First of all, check the website for the toujitsuken start time. In almost all cases, it’s an hour before doors open. I’ve never found the perfect time to arrive, particularly when showing up too late means you don’t get a good position in the queue or miss out on the lottery ticket and showing up too early can — in theory — mean getting barred from the performance. If there is a magic time to appear, it’s probably five or so minutes before the listed toujitsuken time. Lurk, then spring forward into the rapidly-forming queue the minute you hear a member of staff say ‘toujitsuken’. Obviously, if everyone else is already lined up, join the queue.

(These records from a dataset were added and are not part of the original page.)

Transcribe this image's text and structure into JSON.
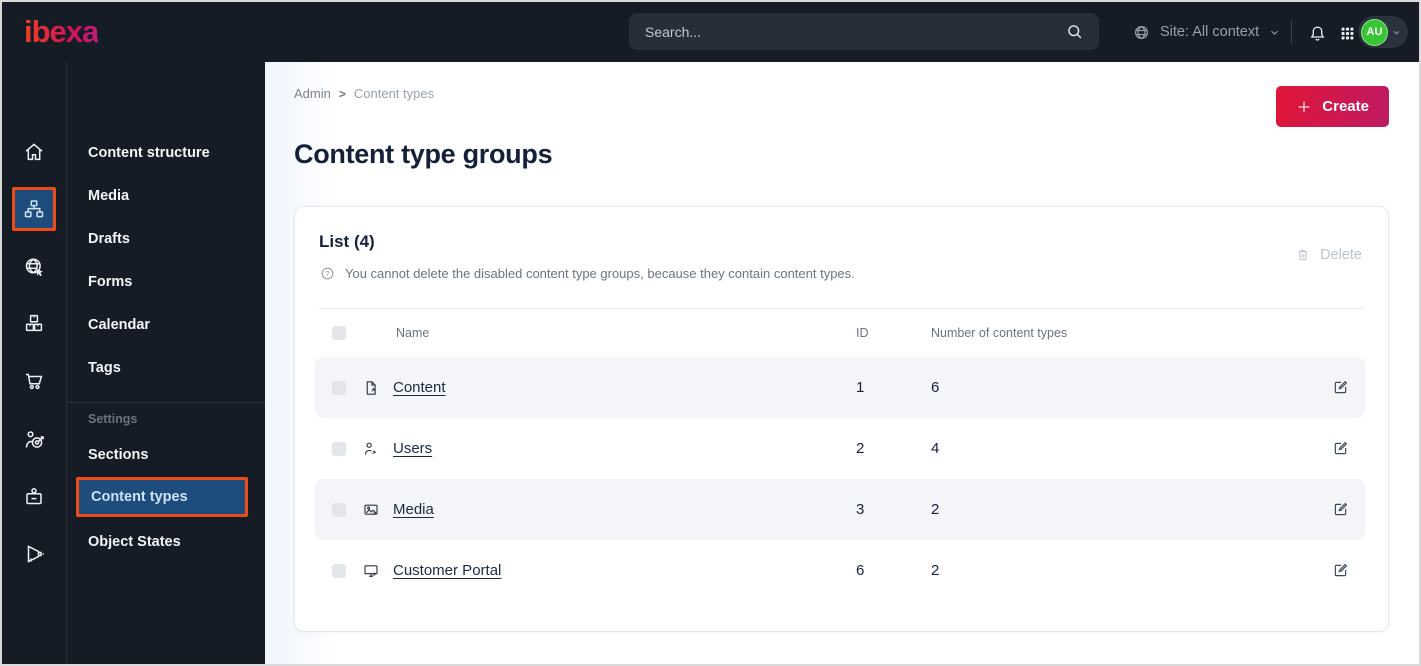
{
  "topbar": {
    "logo_text": "ibexa",
    "search_placeholder": "Search...",
    "site_context_label": "Site: All context",
    "avatar_initials": "AU",
    "icons": [
      "search-icon",
      "site-globe-icon",
      "notifications-bell-icon",
      "app-grid-icon",
      "chevron-down-icon"
    ]
  },
  "sidebar": {
    "rail_icons": [
      "home-icon",
      "content-structure-icon",
      "site-icon",
      "product-catalog-icon",
      "commerce-cart-icon",
      "personalization-icon",
      "customer-portal-badge-icon",
      "marketing-megaphone-icon"
    ],
    "rail_active": "content-structure-icon",
    "menu_items": [
      "Content structure",
      "Media",
      "Drafts",
      "Forms",
      "Calendar",
      "Tags"
    ],
    "settings_label": "Settings",
    "settings_items": [
      "Sections",
      "Content types",
      "Object States"
    ],
    "active_item": "Content types"
  },
  "main": {
    "breadcrumb": {
      "items": [
        "Admin",
        "Content types"
      ],
      "separator": ">"
    },
    "create_button_label": "Create",
    "page_title": "Content type groups",
    "card": {
      "list_title": "List (4)",
      "help_text": "You cannot delete the disabled content type groups, because they contain content types.",
      "delete_button_label": "Delete",
      "table": {
        "columns": [
          "Name",
          "ID",
          "Number of content types"
        ],
        "rows": [
          {
            "icon": "content-file-icon",
            "name": "Content",
            "id": "1",
            "count": "6"
          },
          {
            "icon": "users-person-icon",
            "name": "Users",
            "id": "2",
            "count": "4"
          },
          {
            "icon": "media-image-icon",
            "name": "Media",
            "id": "3",
            "count": "2"
          },
          {
            "icon": "customer-portal-monitor-icon",
            "name": "Customer Portal",
            "id": "6",
            "count": "2"
          }
        ]
      }
    }
  },
  "colors": {
    "topbar_bg": "#151c26",
    "sidebar_bg": "#151c26",
    "highlight_orange": "#f04a17",
    "selected_blue": "#1e4d7d",
    "brand_gradient_start": "#e01638",
    "brand_gradient_end": "#bf1a63",
    "avatar_green": "#36c636",
    "link_color": "#1a2b44",
    "row_stripe": "#f4f5f8"
  }
}
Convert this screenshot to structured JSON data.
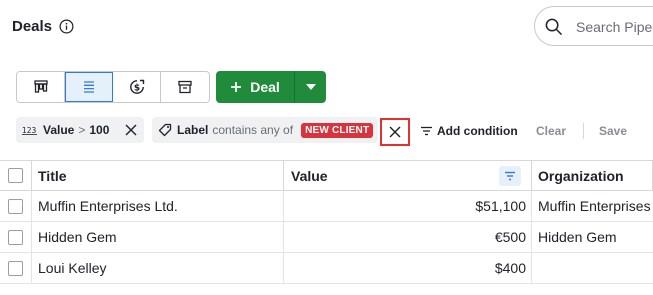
{
  "header": {
    "title": "Deals",
    "search_placeholder": "Search Pipedrive"
  },
  "toolbar": {
    "view_buttons": [
      {
        "name": "pipeline-view",
        "icon": "kanban-icon",
        "active": false
      },
      {
        "name": "list-view",
        "icon": "list-icon",
        "active": true
      },
      {
        "name": "forecast-view",
        "icon": "forecast-icon",
        "active": false
      },
      {
        "name": "archive-view",
        "icon": "archive-icon",
        "active": false
      }
    ],
    "add_deal_label": "Deal",
    "add_deal_icon": "plus-icon"
  },
  "filters": {
    "conditions": [
      {
        "icon": "number-icon",
        "field": "Value",
        "operator": ">",
        "value": "100"
      },
      {
        "icon": "tag-icon",
        "field": "Label",
        "operator": "contains any of",
        "value": "NEW CLIENT",
        "value_color": "#d8343d"
      }
    ],
    "add_condition_label": "Add condition",
    "clear_label": "Clear",
    "save_label": "Save"
  },
  "table": {
    "columns": [
      "Title",
      "Value",
      "Organization"
    ],
    "sorted_column": "Value",
    "rows": [
      {
        "title": "Muffin Enterprises Ltd.",
        "value": "$51,100",
        "organization": "Muffin Enterprises Ltd."
      },
      {
        "title": "Hidden Gem",
        "value": "€500",
        "organization": "Hidden Gem"
      },
      {
        "title": "Loui Kelley",
        "value": "$400",
        "organization": ""
      }
    ]
  },
  "colors": {
    "primary_green": "#1f8b3b",
    "active_blue": "#317ae2",
    "label_red": "#d8343d",
    "highlight_red": "#e0332f"
  }
}
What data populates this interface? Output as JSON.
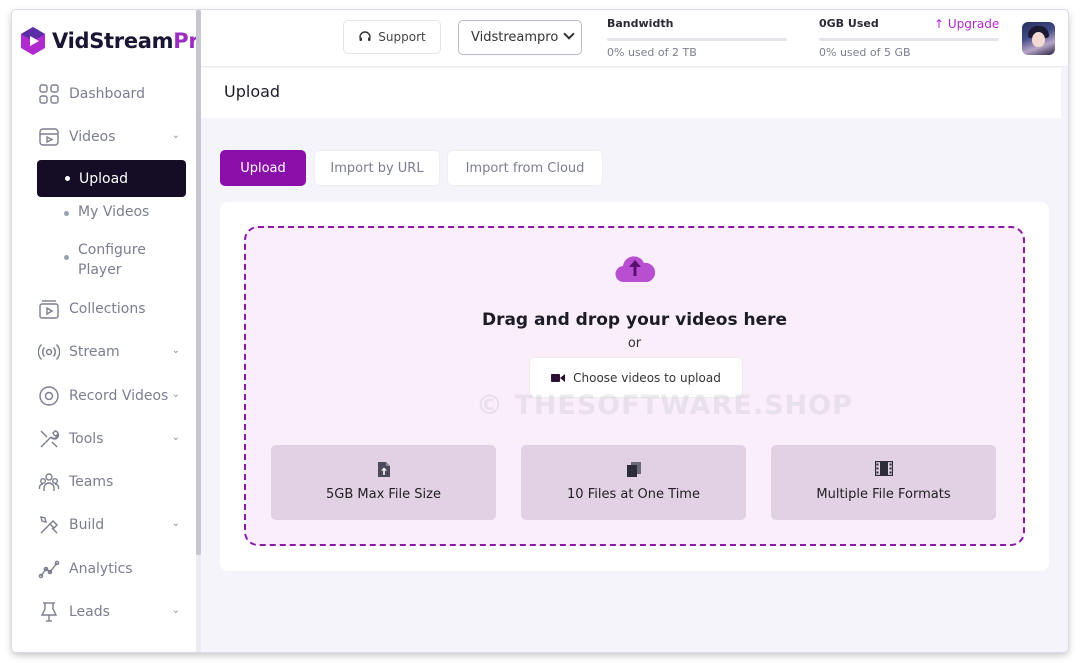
{
  "app": {
    "logo_text": "VidStream",
    "logo_suffix": "Pro"
  },
  "sidebar": {
    "items": [
      {
        "label": "Dashboard",
        "icon": "grid-icon"
      },
      {
        "label": "Videos",
        "icon": "video-icon",
        "expanded": true
      },
      {
        "label": "Collections",
        "icon": "collection-icon"
      },
      {
        "label": "Stream",
        "icon": "broadcast-icon"
      },
      {
        "label": "Record Videos",
        "icon": "record-icon"
      },
      {
        "label": "Tools",
        "icon": "tools-icon"
      },
      {
        "label": "Teams",
        "icon": "teams-icon"
      },
      {
        "label": "Build",
        "icon": "build-icon"
      },
      {
        "label": "Analytics",
        "icon": "analytics-icon"
      },
      {
        "label": "Leads",
        "icon": "leads-icon"
      }
    ],
    "subitems": [
      {
        "label": "Upload",
        "active": true
      },
      {
        "label": "My Videos"
      },
      {
        "label": "Configure",
        "label2": "Player"
      }
    ]
  },
  "topbar": {
    "support_label": "Support",
    "workspace_selected": "Vidstreampro",
    "bandwidth_label": "Bandwidth",
    "bandwidth_usage": "0% used of 2 TB",
    "bandwidth_fraction": 0,
    "storage_label": "0GB Used",
    "storage_usage": "0% used of 5 GB",
    "storage_fraction": 0,
    "upgrade_label": "Upgrade"
  },
  "page": {
    "title": "Upload",
    "tabs": [
      {
        "label": "Upload",
        "active": true
      },
      {
        "label": "Import by URL"
      },
      {
        "label": "Import from Cloud"
      }
    ]
  },
  "dropzone": {
    "title": "Drag and drop your videos here",
    "or_text": "or",
    "choose_label": "Choose videos to upload",
    "features": [
      {
        "label": "5GB Max File Size",
        "icon": "file-upload-icon"
      },
      {
        "label": "10 Files at One Time",
        "icon": "files-icon"
      },
      {
        "label": "Multiple File Formats",
        "icon": "film-icon"
      }
    ]
  },
  "watermark": "© THESOFTWARE.SHOP",
  "colors": {
    "accent": "#8a0fa8",
    "sidebar_active": "#150c26",
    "dropzone_bg": "#f9eefa",
    "feature_bg": "#e2d0e5"
  }
}
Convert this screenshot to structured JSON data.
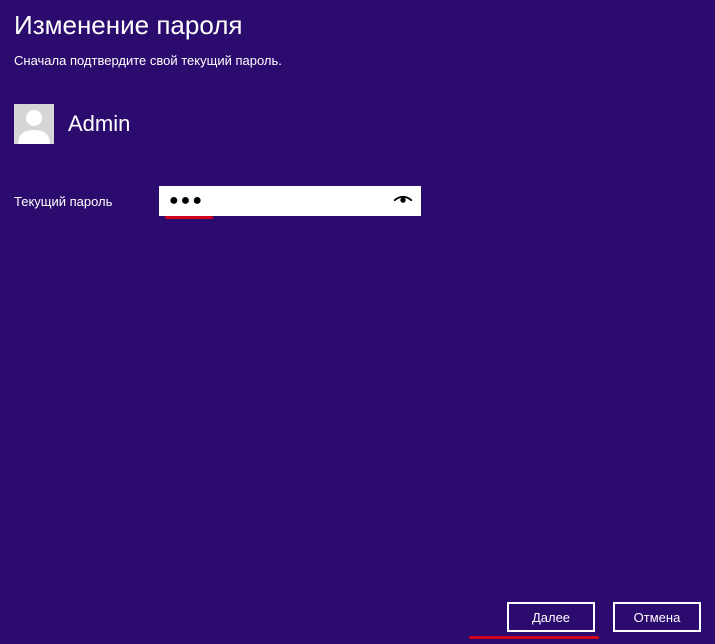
{
  "header": {
    "title": "Изменение пароля",
    "subtitle": "Сначала подтвердите свой текущий пароль."
  },
  "user": {
    "name": "Admin"
  },
  "form": {
    "current_password_label": "Текущий пароль",
    "current_password_value": "●●●"
  },
  "buttons": {
    "next": "Далее",
    "cancel": "Отмена"
  },
  "colors": {
    "background": "#2b0c6e",
    "annotation": "#d0021b"
  }
}
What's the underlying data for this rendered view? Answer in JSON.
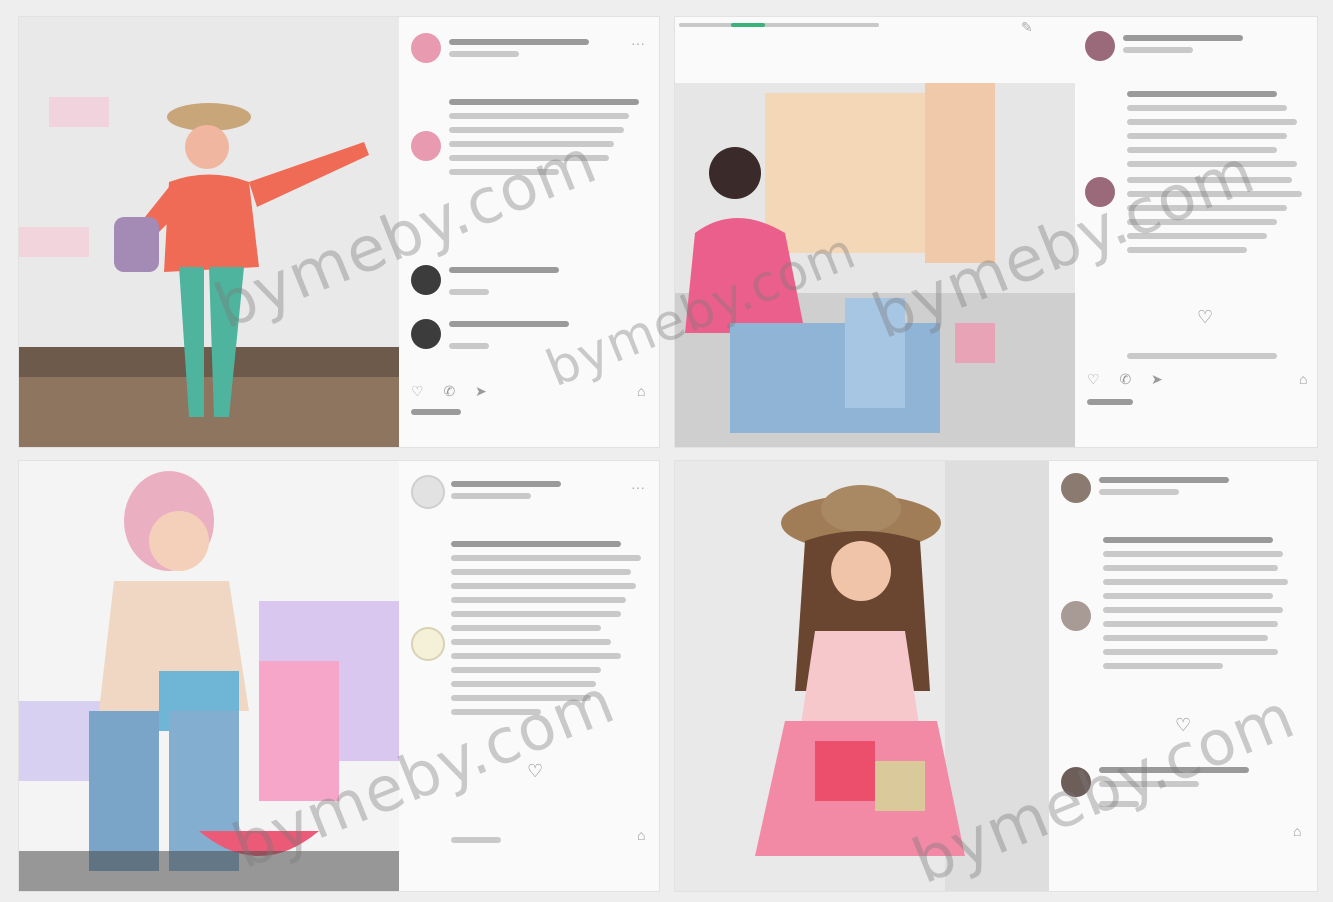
{
  "watermarks": [
    "bymeby.com",
    "bymeby.com",
    "bymeby.com",
    "bymeby.com",
    "bymeby.com"
  ],
  "icons": {
    "heart": "♡",
    "actions": "♡ ✆ ➤",
    "bookmark": "⌂",
    "more": "···"
  },
  "colors": {
    "page_bg": "#eeeeee",
    "post_bg": "#fafafa",
    "avatar_pink": "#e79ab0",
    "avatar_dark": "#3c3c3c"
  }
}
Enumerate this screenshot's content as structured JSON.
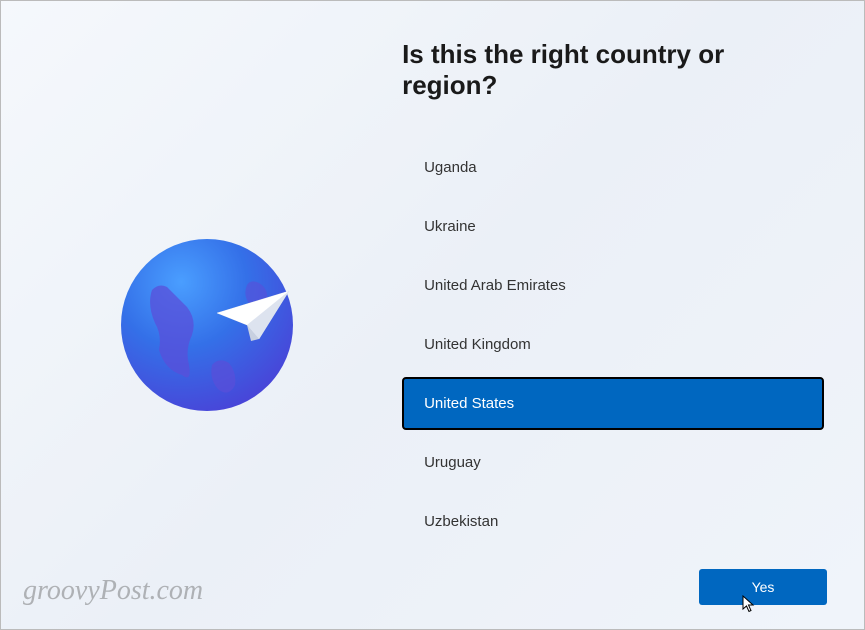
{
  "heading": "Is this the right country or region?",
  "countries": [
    {
      "name": "Uganda",
      "selected": false
    },
    {
      "name": "Ukraine",
      "selected": false
    },
    {
      "name": "United Arab Emirates",
      "selected": false
    },
    {
      "name": "United Kingdom",
      "selected": false
    },
    {
      "name": "United States",
      "selected": true
    },
    {
      "name": "Uruguay",
      "selected": false
    },
    {
      "name": "Uzbekistan",
      "selected": false
    }
  ],
  "confirm_button_label": "Yes",
  "watermark": "groovyPost.com",
  "icon_name": "globe-paper-plane-icon",
  "colors": {
    "accent": "#0067c0",
    "selected_border": "#000000"
  }
}
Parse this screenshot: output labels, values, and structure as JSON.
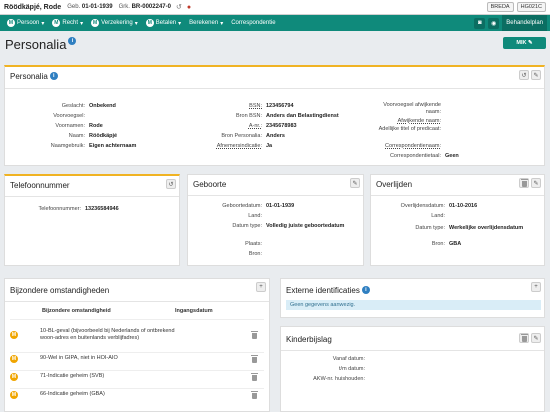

For the second Kuroshitsuji musical at the same theatre, the line was determined to be too long and a box filled with plastic tags brought out. We each took a tag and lined up according to the number we drew. For some musicals, everyone is given a ticket and then the winning numbers are revealed about half an hour later on a large board outside the venue.
For this particular performance of A Clockwork Orange, a woman came out, looked at the miserable toujitsuken line (around ten people) and decided the box wouldn’t be needed. So the lottery system isn’t always used, but you’ll be prepared if it is.